The first example assigns p2, the second assigns p (which is thread local) _not_ p2 (which is shared), I'm confused.


Here they are again:

int *p;
shared int *p2 = p;
int *p3 = cast(int*)p2;

int *p;
shared int *p2 = p;
int *p3 = p;


I'll put some asserts in that show they accomplish the same thing:

assert(p3 is p2);
assert(p3 is p);
assert(p2 is p);

What the example demonstrates is that while you are trying to disallow implicit casting of a shared pointer to an unshared pointer, you have inadvertently allowed it by leaving behind an unshared pointer that is the same thing.

While we do implicitly allow mutable to cast to const, it's because const is a weak guarantee. It's a guarantee that the data may not change via *this* reference, but could change via other references.

Shared doesn't have the same characteristics.
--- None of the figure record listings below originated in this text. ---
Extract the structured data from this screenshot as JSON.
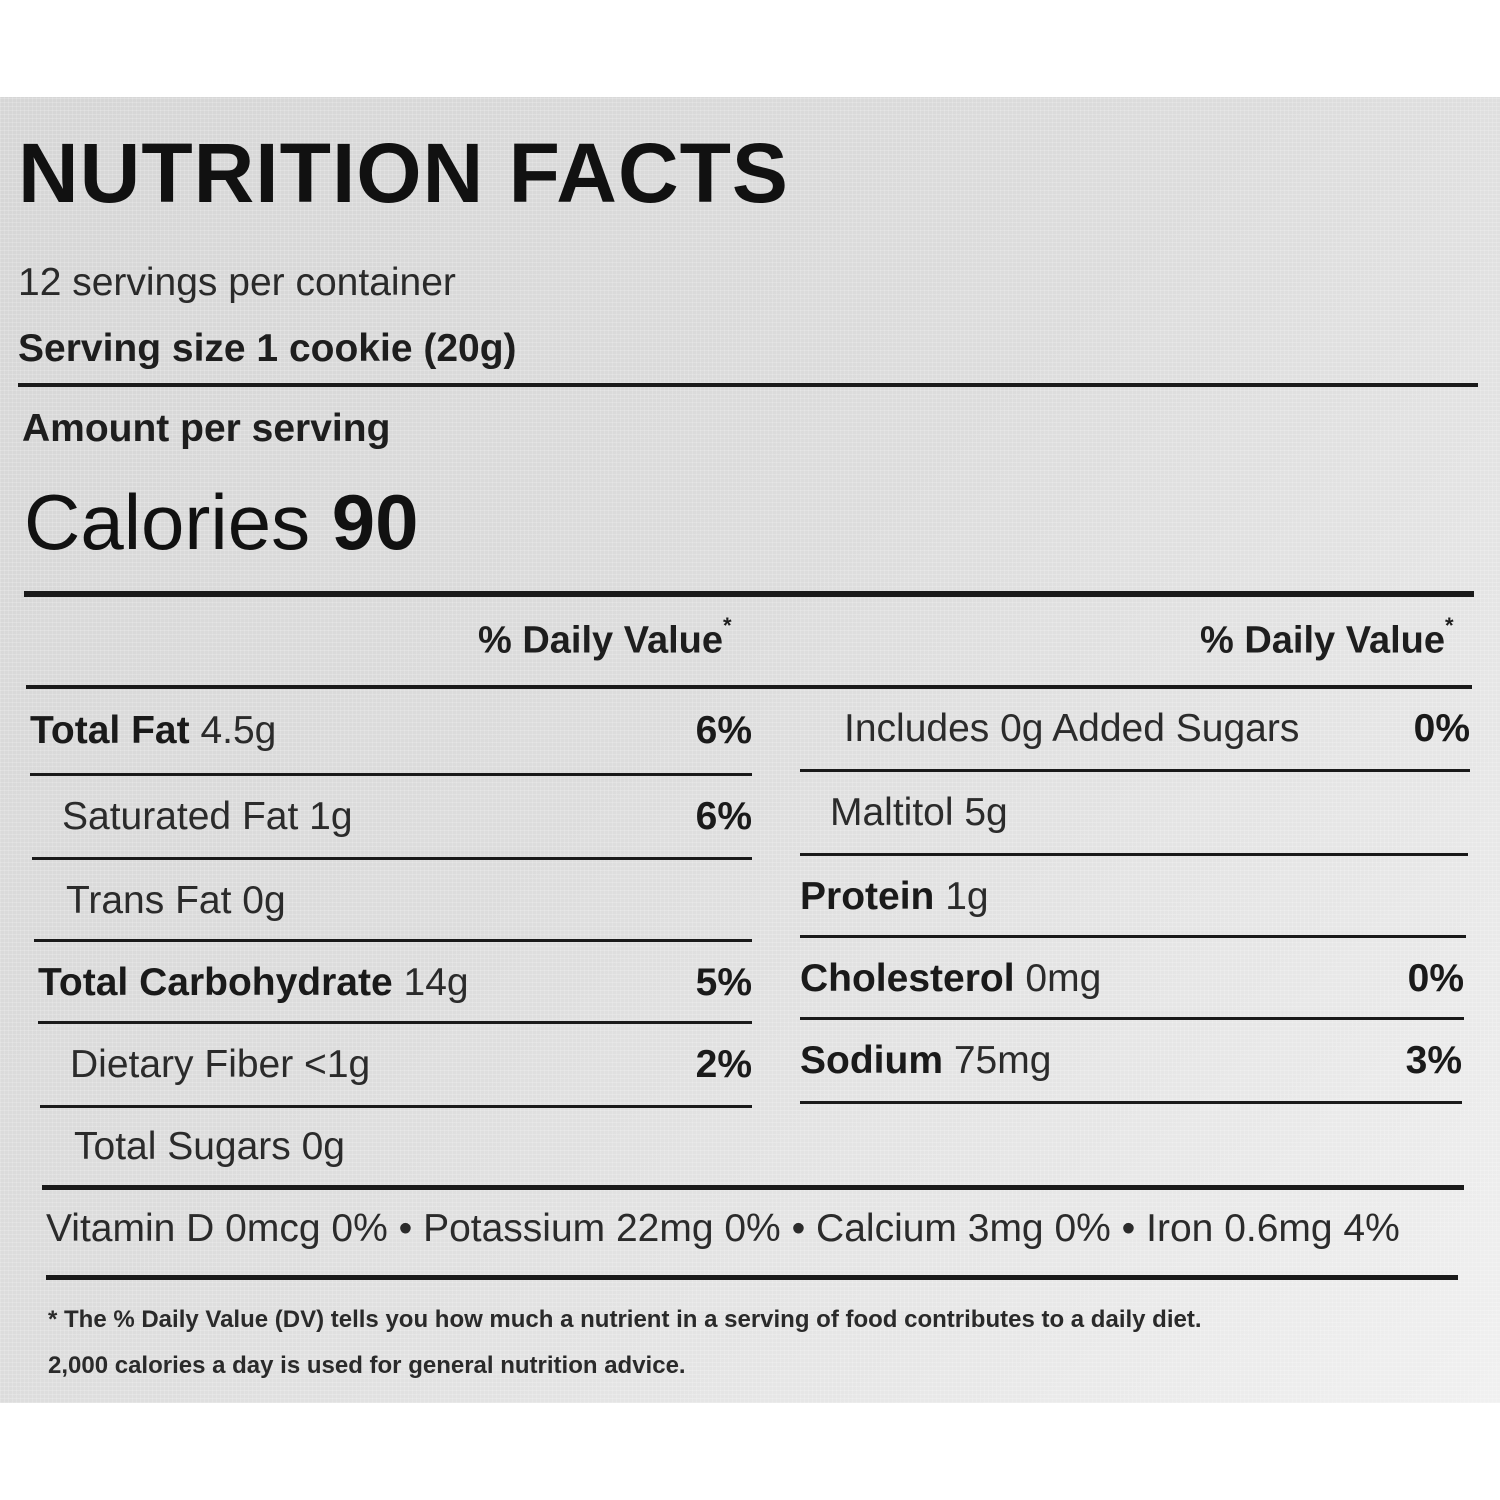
{
  "title": "NUTRITION FACTS",
  "servings_per_container": "12 servings per container",
  "serving_size": "Serving size 1 cookie (20g)",
  "amount_per_serving": "Amount per serving",
  "calories": {
    "label": "Calories",
    "value": "90"
  },
  "dv_header": "% Daily Value",
  "dv_asterisk": "*",
  "left_rows": [
    {
      "name": "Total Fat",
      "amount": "4.5g",
      "dv": "6%"
    },
    {
      "name": "Saturated Fat 1g",
      "dv": "6%"
    },
    {
      "name": "Trans Fat 0g",
      "dv": ""
    },
    {
      "name": "Total Carbohydrate",
      "amount": "14g",
      "dv": "5%"
    },
    {
      "name": "Dietary Fiber <1g",
      "dv": "2%"
    },
    {
      "name": "Total Sugars 0g",
      "dv": ""
    }
  ],
  "right_rows": [
    {
      "name": "Includes 0g Added Sugars",
      "dv": "0%"
    },
    {
      "name": "Maltitol 5g",
      "dv": ""
    },
    {
      "name": "Protein",
      "amount": "1g",
      "dv": ""
    },
    {
      "name": "Cholesterol",
      "amount": "0mg",
      "dv": "0%"
    },
    {
      "name": "Sodium",
      "amount": "75mg",
      "dv": "3%"
    }
  ],
  "vitamins": "Vitamin D 0mcg 0% • Potassium 22mg 0% • Calcium 3mg 0% • Iron 0.6mg 4%",
  "footnote_line1": "* The % Daily Value (DV) tells you how much a nutrient in a serving of food contributes to a daily diet.",
  "footnote_line2": "2,000 calories a day is used for general nutrition advice."
}
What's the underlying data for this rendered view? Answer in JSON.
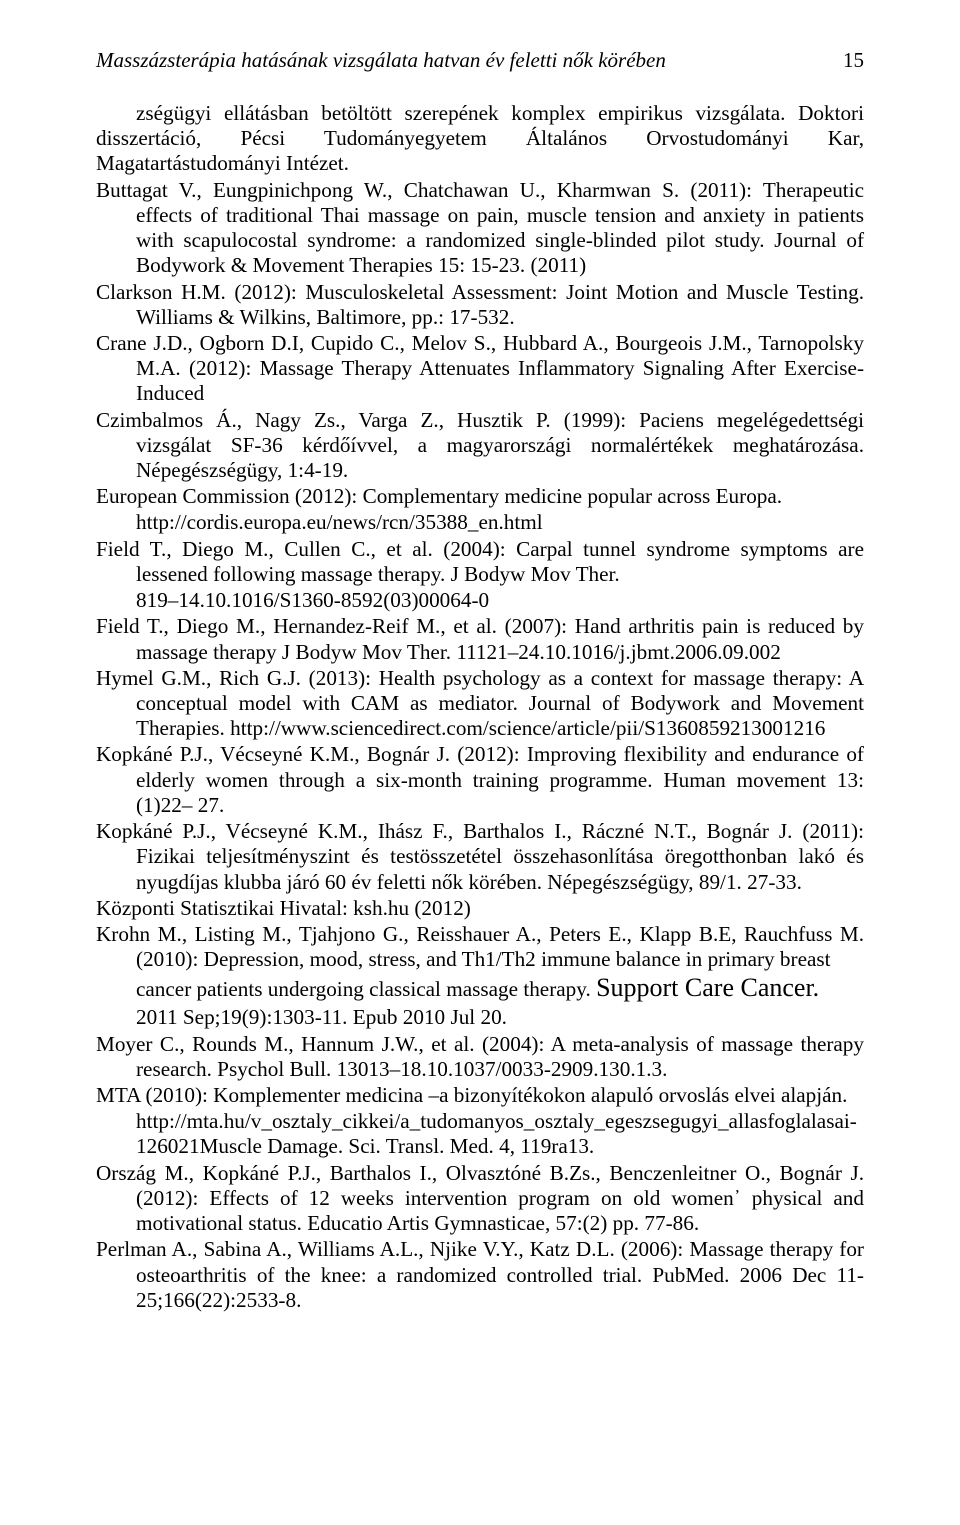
{
  "page": {
    "running_title": "Masszázsterápia hatásának vizsgálata hatvan év feletti nők körében",
    "page_number": "15"
  },
  "refs": {
    "r01a": "zségügyi ellátásban betöltött szerepének komplex empirikus vizsgálata. Doktori disszertáció, Pécsi Tudományegyetem Általános Orvostudományi Kar, Magatartástudományi Intézet.",
    "r02": "Buttagat V., Eungpinichpong W., Chatchawan U., Kharmwan S. (2011): Therapeutic effects of traditional Thai massage on pain, muscle tension and anxiety in patients with scapulocostal syndrome: a randomized single-blinded pilot study. Journal of Bodywork & Movement Therapies 15: 15-23. (2011)",
    "r03": "Clarkson H.M. (2012): Musculoskeletal Assessment: Joint Motion and Muscle Testing. Williams & Wilkins, Baltimore, pp.: 17-532.",
    "r04": "Crane J.D., Ogborn D.I, Cupido C., Melov S., Hubbard A., Bourgeois J.M., Tarnopolsky M.A. (2012): Massage Therapy Attenuates Inflammatory Signaling After Exercise-Induced",
    "r05": "Czimbalmos Á., Nagy Zs., Varga Z., Husztik P. (1999): Paciens megelégedettségi vizsgálat SF-36 kérdőívvel, a magyarországi normalértékek meghatározása. Népegészségügy, 1:4-19.",
    "r06": "European Commission (2012): Complementary medicine popular across Europa.",
    "r06b": "http://cordis.europa.eu/news/rcn/35388_en.html",
    "r07": "Field T., Diego M., Cullen C., et al. (2004): Carpal tunnel syndrome symptoms are lessened following massage therapy. J Bodyw Mov Ther.",
    "r07b": "819–14.10.1016/S1360-8592(03)00064-0",
    "r08": "Field T., Diego M., Hernandez-Reif M., et al. (2007): Hand arthritis pain is reduced by massage therapy J Bodyw Mov Ther. 11121–24.10.1016/j.jbmt.2006.09.002",
    "r09": "Hymel G.M., Rich G.J. (2013): Health psychology as a context for massage therapy: A conceptual model with CAM as mediator. Journal of Bodywork and Movement Therapies. http://www.sciencedirect.com/science/article/pii/S1360859213001216",
    "r10": "Kopkáné P.J., Vécseyné K.M., Bognár J. (2012): Improving flexibility and endurance of elderly women through a six-month training programme. Human movement 13:(1)22– 27.",
    "r11": "Kopkáné P.J., Vécseyné K.M., Ihász F., Barthalos I., Ráczné N.T., Bognár J. (2011): Fizikai teljesítményszint és testösszetétel összehasonlítása öregotthonban lakó és nyugdíjas klubba járó 60 év feletti nők körében. Népegészségügy, 89/1. 27-33.",
    "r12": "Központi Statisztikai Hivatal: ksh.hu (2012)",
    "r13a": "Krohn M., Listing M., Tjahjono G., Reisshauer A., Peters E., Klapp B.E, Rauchfuss M. (2010): Depression, mood, stress, and Th1/Th2 immune balance in primary breast ",
    "r13b_pre": "cancer patients undergoing classical massage therapy. ",
    "r13b_big": "Support Care Cancer.",
    "r13c": "2011 Sep;19(9):1303-11. Epub 2010 Jul 20.",
    "r14": "Moyer C., Rounds M., Hannum J.W., et al. (2004): A meta-analysis of massage therapy research. Psychol Bull. 13013–18.10.1037/0033-2909.130.1.3.",
    "r15": "MTA (2010): Komplementer medicina –a bizonyítékokon alapuló orvoslás elvei alapján.",
    "r15b": "http://mta.hu/v_osztaly_cikkei/a_tudomanyos_osztaly_egeszsegugyi_allasfoglalasai-126021Muscle Damage. Sci. Transl. Med. 4, 119ra13.",
    "r16": "Ország M., Kopkáné P.J., Barthalos I., Olvasztóné B.Zs., Benczenleitner O., Bognár J. (2012): Effects of 12 weeks intervention program on old women᾽ physical and motivational status. Educatio Artis Gymnasticae, 57:(2) pp. 77-86.",
    "r17": "Perlman A., Sabina A., Williams A.L., Njike V.Y., Katz D.L. (2006): Massage therapy for osteoarthritis of the knee: a randomized controlled trial. PubMed. 2006 Dec 11-25;166(22):2533-8."
  }
}
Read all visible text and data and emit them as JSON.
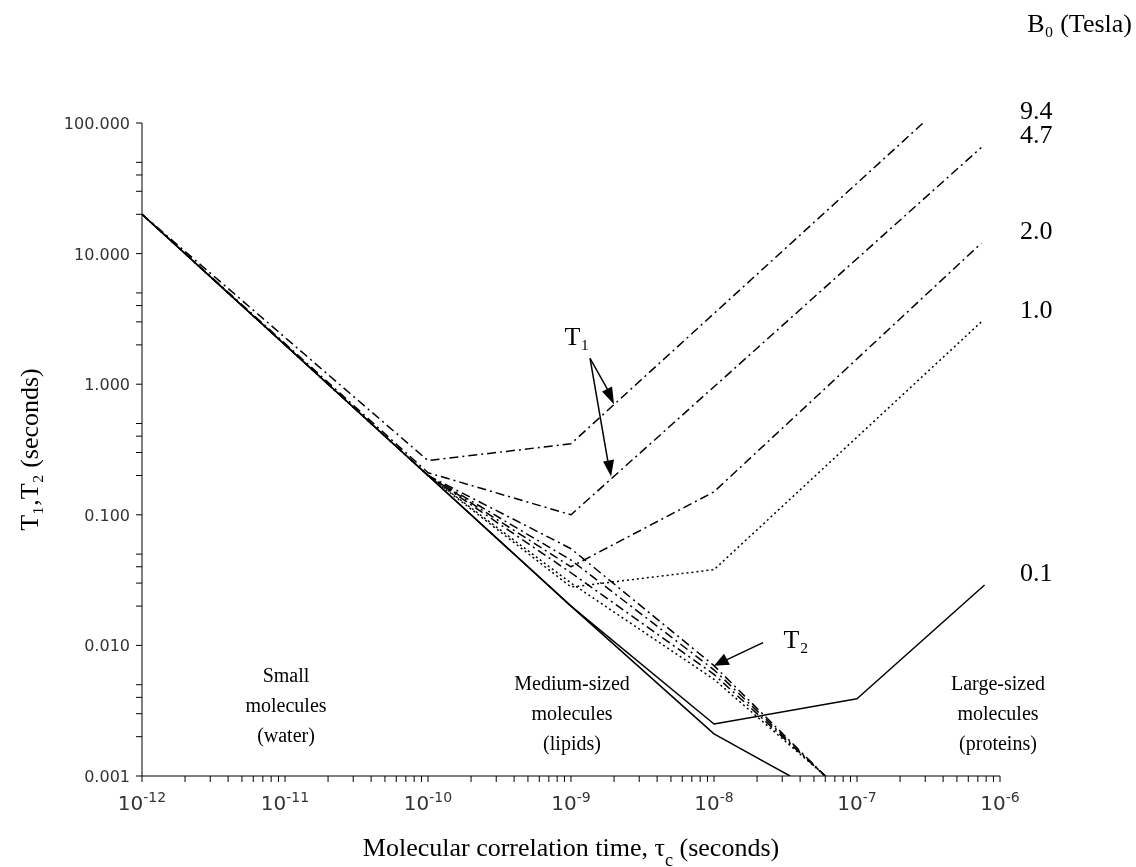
{
  "chart_data": {
    "type": "line",
    "xlabel": "Molecular correlation time, τ$_{c}$ (seconds)",
    "ylabel": "T₁,T₂ (seconds)",
    "legend_title": "B₀ (Tesla)",
    "log": "xy",
    "grid": false,
    "marker": "none",
    "xlim": [
      1e-12,
      1e-06
    ],
    "ylim": [
      0.001,
      100
    ],
    "xticks": [
      {
        "value": 1e-12,
        "label": "10$^{-12}$"
      },
      {
        "value": 2e-12,
        "label": null
      },
      {
        "value": 3e-12,
        "label": null
      },
      {
        "value": 4e-12,
        "label": null
      },
      {
        "value": 5e-12,
        "label": null
      },
      {
        "value": 6e-12,
        "label": null
      },
      {
        "value": 7e-12,
        "label": null
      },
      {
        "value": 8e-12,
        "label": null
      },
      {
        "value": 9e-12,
        "label": null
      },
      {
        "value": 1e-11,
        "label": "10$^{-11}$"
      },
      {
        "value": 2e-11,
        "label": null
      },
      {
        "value": 3e-11,
        "label": null
      },
      {
        "value": 4e-11,
        "label": null
      },
      {
        "value": 5e-11,
        "label": null
      },
      {
        "value": 6e-11,
        "label": null
      },
      {
        "value": 7e-11,
        "label": null
      },
      {
        "value": 8e-11,
        "label": null
      },
      {
        "value": 9e-11,
        "label": null
      },
      {
        "value": 1e-10,
        "label": "10$^{-10}$"
      },
      {
        "value": 2e-10,
        "label": null
      },
      {
        "value": 3e-10,
        "label": null
      },
      {
        "value": 4e-10,
        "label": null
      },
      {
        "value": 5e-10,
        "label": null
      },
      {
        "value": 6e-10,
        "label": null
      },
      {
        "value": 7e-10,
        "label": null
      },
      {
        "value": 8e-10,
        "label": null
      },
      {
        "value": 9e-10,
        "label": null
      },
      {
        "value": 1e-09,
        "label": "10$^{-9}$"
      },
      {
        "value": 2e-09,
        "label": null
      },
      {
        "value": 3e-09,
        "label": null
      },
      {
        "value": 4e-09,
        "label": null
      },
      {
        "value": 5e-09,
        "label": null
      },
      {
        "value": 6e-09,
        "label": null
      },
      {
        "value": 7e-09,
        "label": null
      },
      {
        "value": 8e-09,
        "label": null
      },
      {
        "value": 9e-09,
        "label": null
      },
      {
        "value": 1e-08,
        "label": "10$^{-8}$"
      },
      {
        "value": 2e-08,
        "label": null
      },
      {
        "value": 3e-08,
        "label": null
      },
      {
        "value": 4e-08,
        "label": null
      },
      {
        "value": 5e-08,
        "label": null
      },
      {
        "value": 6e-08,
        "label": null
      },
      {
        "value": 7e-08,
        "label": null
      },
      {
        "value": 8e-08,
        "label": null
      },
      {
        "value": 9e-08,
        "label": null
      },
      {
        "value": 1e-07,
        "label": "10$^{-7}$"
      },
      {
        "value": 2e-07,
        "label": null
      },
      {
        "value": 3e-07,
        "label": null
      },
      {
        "value": 4e-07,
        "label": null
      },
      {
        "value": 5e-07,
        "label": null
      },
      {
        "value": 6e-07,
        "label": null
      },
      {
        "value": 7e-07,
        "label": null
      },
      {
        "value": 8e-07,
        "label": null
      },
      {
        "value": 9e-07,
        "label": null
      },
      {
        "value": 1e-06,
        "label": "10$^{-6}$"
      }
    ],
    "yticks": [
      {
        "value": 0.001,
        "label": "0.001"
      },
      {
        "value": 0.002,
        "label": null
      },
      {
        "value": 0.003,
        "label": null
      },
      {
        "value": 0.004,
        "label": null
      },
      {
        "value": 0.005,
        "label": null
      },
      {
        "value": 0.01,
        "label": "0.010"
      },
      {
        "value": 0.02,
        "label": null
      },
      {
        "value": 0.03,
        "label": null
      },
      {
        "value": 0.04,
        "label": null
      },
      {
        "value": 0.05,
        "label": null
      },
      {
        "value": 0.1,
        "label": "0.100"
      },
      {
        "value": 0.2,
        "label": null
      },
      {
        "value": 0.3,
        "label": null
      },
      {
        "value": 0.4,
        "label": null
      },
      {
        "value": 0.5,
        "label": null
      },
      {
        "value": 1,
        "label": "1.000"
      },
      {
        "value": 2,
        "label": null
      },
      {
        "value": 3,
        "label": null
      },
      {
        "value": 4,
        "label": null
      },
      {
        "value": 5,
        "label": null
      },
      {
        "value": 10,
        "label": "10.000"
      },
      {
        "value": 20,
        "label": null
      },
      {
        "value": 30,
        "label": null
      },
      {
        "value": 40,
        "label": null
      },
      {
        "value": 50,
        "label": null
      },
      {
        "value": 100,
        "label": "100.000"
      }
    ],
    "series": [
      {
        "color": "#000000",
        "line_style": "solid",
        "x": [
          1e-12,
          1e-10,
          1e-09,
          1e-08,
          3.4e-08
        ],
        "values": [
          20,
          0.2,
          0.02,
          0.0021,
          0.001
        ]
      },
      {
        "name": "0.1",
        "color": "#000000",
        "line_style": "solid",
        "x": [
          1e-12,
          1e-09,
          1e-08,
          1e-07,
          7.8e-07
        ],
        "values": [
          20,
          0.02,
          0.0025,
          0.0039,
          0.029
        ]
      },
      {
        "name": "1.0",
        "color": "#000000",
        "line_style": "dotted",
        "x": [
          1e-12,
          1e-10,
          1e-09,
          1e-08,
          7.4e-07
        ],
        "values": [
          20,
          0.2,
          0.028,
          0.038,
          3
        ]
      },
      {
        "name": "2.0",
        "color": "#000000",
        "line_style": "dashed",
        "x": [
          1e-12,
          1e-10,
          1e-09,
          1e-08,
          7.4e-07
        ],
        "values": [
          20,
          0.2,
          0.04,
          0.15,
          12
        ]
      },
      {
        "name": "4.7",
        "color": "#000000",
        "line_style": "dashed",
        "x": [
          1e-12,
          1e-10,
          1e-09,
          7.4e-07
        ],
        "values": [
          20,
          0.21,
          0.1,
          65
        ]
      },
      {
        "name": "9.4",
        "color": "#000000",
        "line_style": "dashed",
        "x": [
          1e-12,
          1e-10,
          1e-09,
          2.9e-07
        ],
        "values": [
          20,
          0.26,
          0.35,
          100
        ]
      },
      {
        "color": "#000000",
        "line_style": "dotted",
        "x": [
          1e-10,
          1e-09,
          1e-08,
          6e-08
        ],
        "values": [
          0.2,
          0.03,
          0.0055,
          0.001
        ]
      },
      {
        "color": "#000000",
        "line_style": "dashed",
        "x": [
          1e-10,
          1e-09,
          1e-08,
          6e-08
        ],
        "values": [
          0.2,
          0.036,
          0.006,
          0.001
        ]
      },
      {
        "color": "#000000",
        "line_style": "dashed",
        "x": [
          1e-10,
          1e-09,
          1e-08,
          6e-08
        ],
        "values": [
          0.2,
          0.045,
          0.0065,
          0.001
        ]
      },
      {
        "color": "#000000",
        "line_style": "dashed",
        "x": [
          1e-10,
          1e-09,
          1e-08,
          6e-08
        ],
        "values": [
          0.2,
          0.055,
          0.007,
          0.001
        ]
      }
    ],
    "annotations": [
      {
        "text": "T₁",
        "x": 2e-09,
        "y": 0.7
      },
      {
        "text": "T₂",
        "x": 1e-08,
        "y": 0.007
      },
      "Small molecules (water)",
      "Medium-sized molecules (lipids)",
      "Large-sized molecules (proteins)"
    ]
  }
}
In order for a datum to be safely shared, it must be accessed with synchronization or atomics by ALL parties. If you have one party that can simply change it without those, you will get races.

That's why shared/unshared is more akin to mutable/immutable than mutable/const.

It's true that only one thread will have thread-local access. It's not valid any more than having one mutable alias to immutable data.